Teaching Drama

Sondheim – Learning from the best

I watched a very interesting documentary series about Stephen Sondheim and Sweeney Todd last week. Sweeney is my favourite musical, mostly because it cannot be shoved into the typical musical box. Aside from the wicked score, there’s blood and death and a wee bit of cannibalism. (if you’re not familiar with Sweeney, now might be a great time to leave. Maybe you haven’t had lunch yet. Why don’t you go make yourself a sandwich? Just forget about that cannibalism thing) I saw the most recent Broadway revival of Sweeney in 2006 and it hands down restored my faith in the modern theatre.

The documentary was a BBC special taped in 1980 preceding the musical’s West End debut. Many things were fascinating in the piece: the slow piecing together of action and music, the actor playing Pirelli pitching a fit when something was cut, the amazing detail to the set pieces, and the intense thought process Sondheim puts into every song.

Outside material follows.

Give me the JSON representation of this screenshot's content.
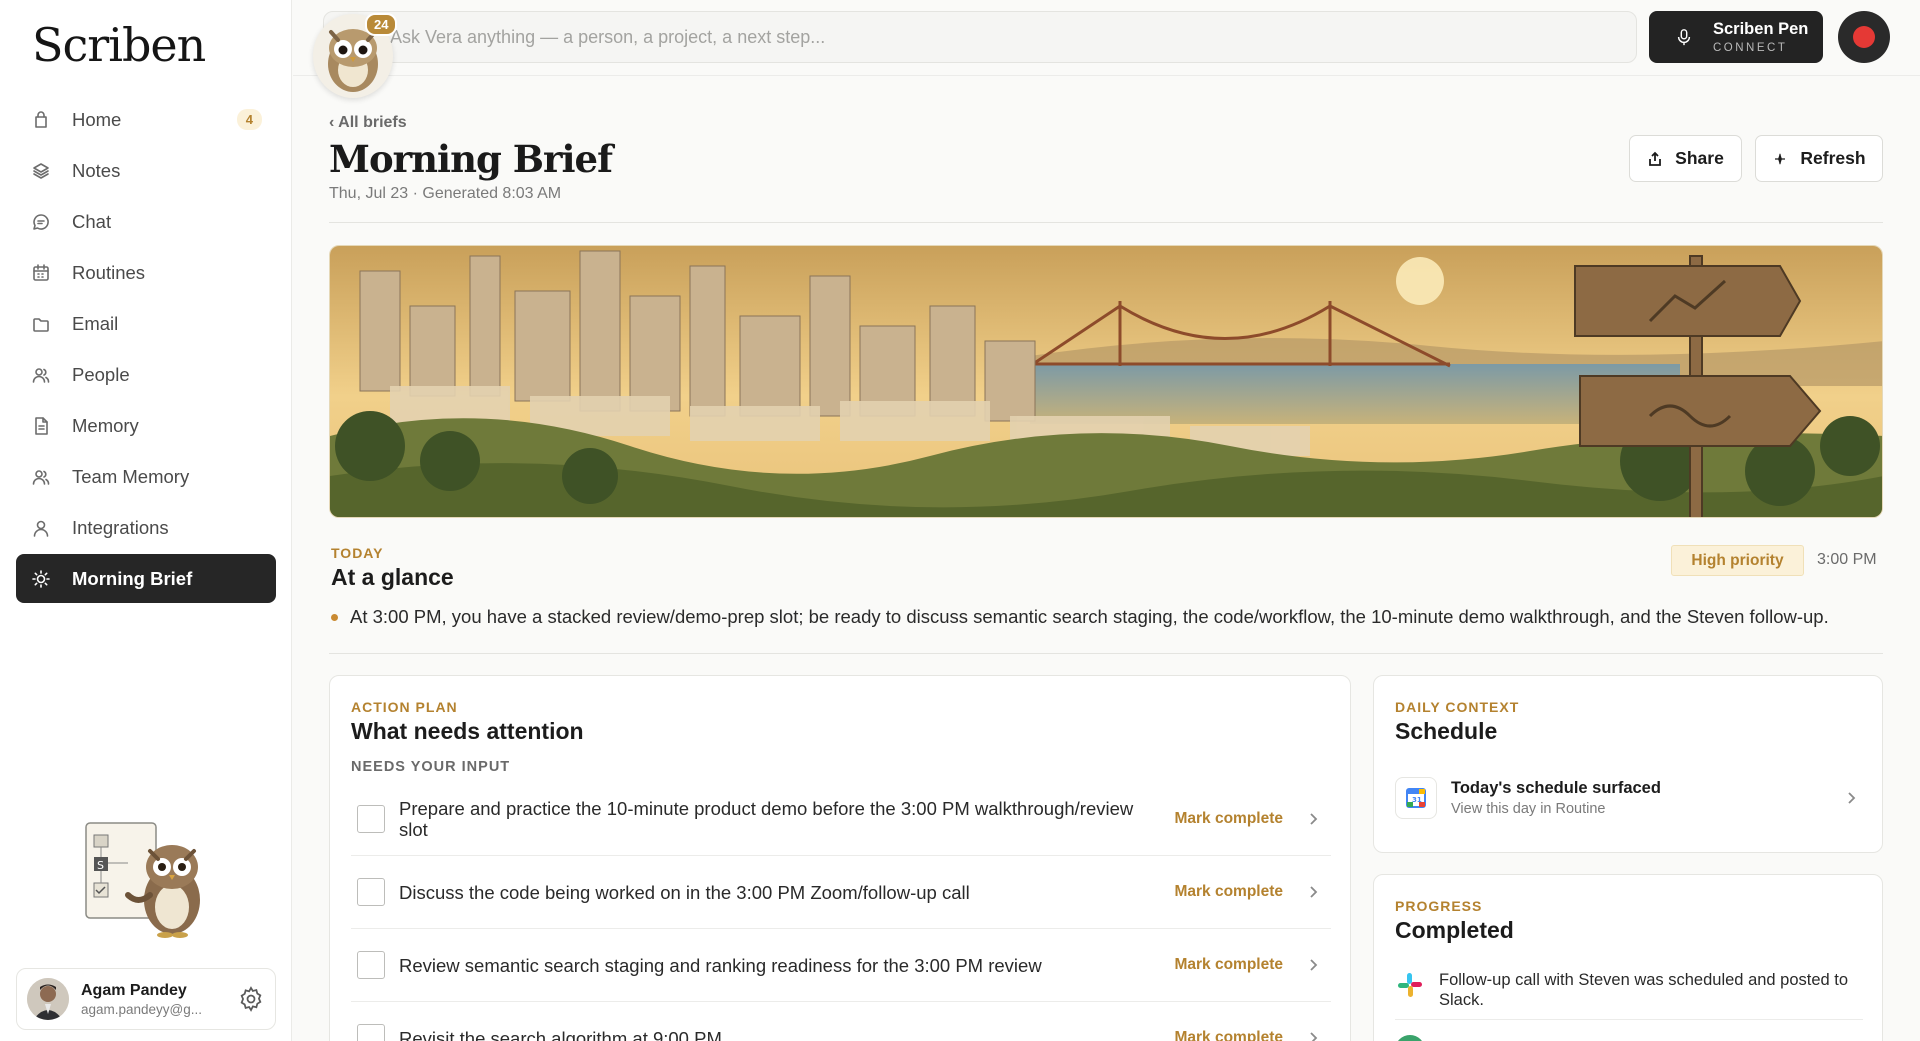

It’s like a master class, and I would highly recommend watching the series for any classroom. For anyone who wants to watch the process of a musical, to see what it’s like to use one’s craft at the highest level. As a writer it inspires me to see this minute attention to detail, and of course, makes me think I’m not working hard enough. This is what we all as theatre artists, in whatever fashion, should aspire to.

You can find the documentary in 10 sections on Youtube, the one I’ve included here is Sondheim discussing the end of Act One and the song Epiphany. For those who know the musical it’s right after Judge Turpin has slipped through Sweeney’s fingers and he reveals that ‘we all deserve to die.’ (and if you don’t know Sweeney and you’re still here that lyric probably freaks you out – ‘what do you mean we deserve to die???? ‘ Really, go make a sandwich)

Sondheim spent a month writing this one song. A month. Four weeks. One song. I am so not working hard enough. It’s amazing to watch someone discuss their work like this. I love hearing the thought process and then seeing the final product. I love knowing that there are those who spend the time it takes to make something just right.

Seek it out and enjoy!

About the author

Lindsay Price

1 Comment

  • Ooh, thanks for the links! I first saw Sweeney Todd at William and Mary back in the mid-eighties. It knocked me down. Loved the movie too. I’m the most violence and blood avoiding person there is, and yet I savored every drop (sorry!) of it.